Last night was to be my first horror film of 2021 with The Siren which promised to be a moody small character pieces set on a mountain lake and the siren that inhabits drowning her victims. The film shattered by ability to suspend disbelief and I abandoned it, to explain what happen will be very spoilery for about the first 30 minutes of this short 80-minute movie.

The protagonist is a Tom a mute but not deaf church going man who has rented the cabin on the lake. We get in his backstory that a swimming accident nearly killed him and rendered him mute and he doesn’t go swimming any more. Ok, that’s a reasonable set up and a character that is different from the normal cookie cutter approach to scriptwriting. He meets Al a friendly neighbor but who knows of the siren and is hunting her for drowning his husband Michal.

In the middle of the night Tom is awaken by sounds of water splashing and when he goes to the dock, which is connected to his bedroom, he meets Nina, swimming and fully clothed in the pitch blackness of the mountain night. She explains that she thought the house was empty and that she often swims to it from the far side of the lake but not a word not a hint as to why she does this fully freakin’ clothed. Nor does Tom has the slightest curiosity about the matter either.

The next day after buying oars for the rowboat Tom rows onto the lake and against encounters our Siren Nina, who, because she has been enamored with Tom, has stolen fresh street clothes to swim in and is now wearing earrings from her stash of jewelry and watches presumably from previous victims. Again, Tom displays not the slightest hint of bewilderment that this attractive young woman swims fully clothed and wearing jewelry.

Nina convinces Tom to come into the water and to remove the life jacket he was wearing, which he does. His trauma seems utterly negated by a pretty face. At first things are pleasant but there is tension because we know she is driven by a lust to kill and sure enough with both hands she pushed him under the water and holds him there with her great strength that was demonstrated earlier with her crushing a stone in one hand. Tom struggles and fights but he can’t break free or get to the surface. At this point I thought perhaps he wasn’t a protagonist and perhaps it was Al who would take over the story much like Psycho. But then Nina because she is so enamored with Tom relents and pulls him up repeating over and over, ‘I’m Sorry.’

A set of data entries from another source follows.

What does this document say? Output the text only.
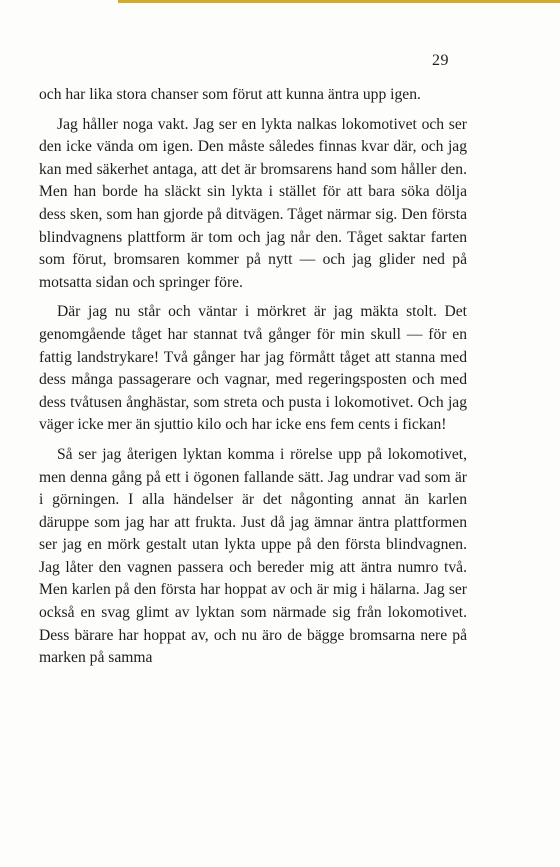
29

och har lika stora chanser som förut att kunna äntra upp igen.

Jag håller noga vakt. Jag ser en lykta nalkas lokomotivet och ser den icke vända om igen. Den måste således finnas kvar där, och jag kan med säkerhet antaga, att det är bromsarens hand som håller den. Men han borde ha släckt sin lykta i stället för att bara söka dölja dess sken, som han gjorde på ditvägen. Tåget närmar sig. Den första blindvagnens plattform är tom och jag når den. Tåget saktar farten som förut, bromsaren kommer på nytt — och jag glider ned på motsatta sidan och springer före.

Där jag nu står och väntar i mörkret är jag mäkta stolt. Det genomgående tåget har stannat två gånger för min skull — för en fattig landstrykare! Två gånger har jag förmått tåget att stanna med dess många passagerare och vagnar, med regeringsposten och med dess tvåtusen ånghästar, som streta och pusta i lokomotivet. Och jag väger icke mer än sjuttio kilo och har icke ens fem cents i fickan!

Så ser jag återigen lyktan komma i rörelse upp på lokomotivet, men denna gång på ett i ögonen fallande sätt. Jag undrar vad som är i görningen. I alla händelser är det någonting annat än karlen däruppe som jag har att frukta. Just då jag ämnar äntra plattformen ser jag en mörk gestalt utan lykta uppe på den första blindvagnen. Jag låter den vagnen passera och bereder mig att äntra numro två. Men karlen på den första har hoppat av och är mig i hälarna. Jag ser också en svag glimt av lyktan som närmade sig från lokomotivet. Dess bärare har hoppat av, och nu äro de bägge bromsarna nere på marken på samma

Cut to the next scene Tom and Nina on the rocky shore, sitting together. I stopped the stream right then and there. Tom’s inability to notice that a woman swimming in her street clothes is something odd that can barely be ignored but to sit beside her in a friendly after she has held you for a prolonged period under the water and you have a traumatic past with drowning is simply beyond the boundaries of credibility.

The Siren is a well photographed, slowed paced horror film that had the characters acted even the slightest bit more like actual people might have been very engaging. I love a good slow burn horror that isn’t about ‘kills’ but I do expect the characters to behave in a manner that is somewhat consistent with humanity in general.

The Sire is currently streaming on Shudder and I do not recommend.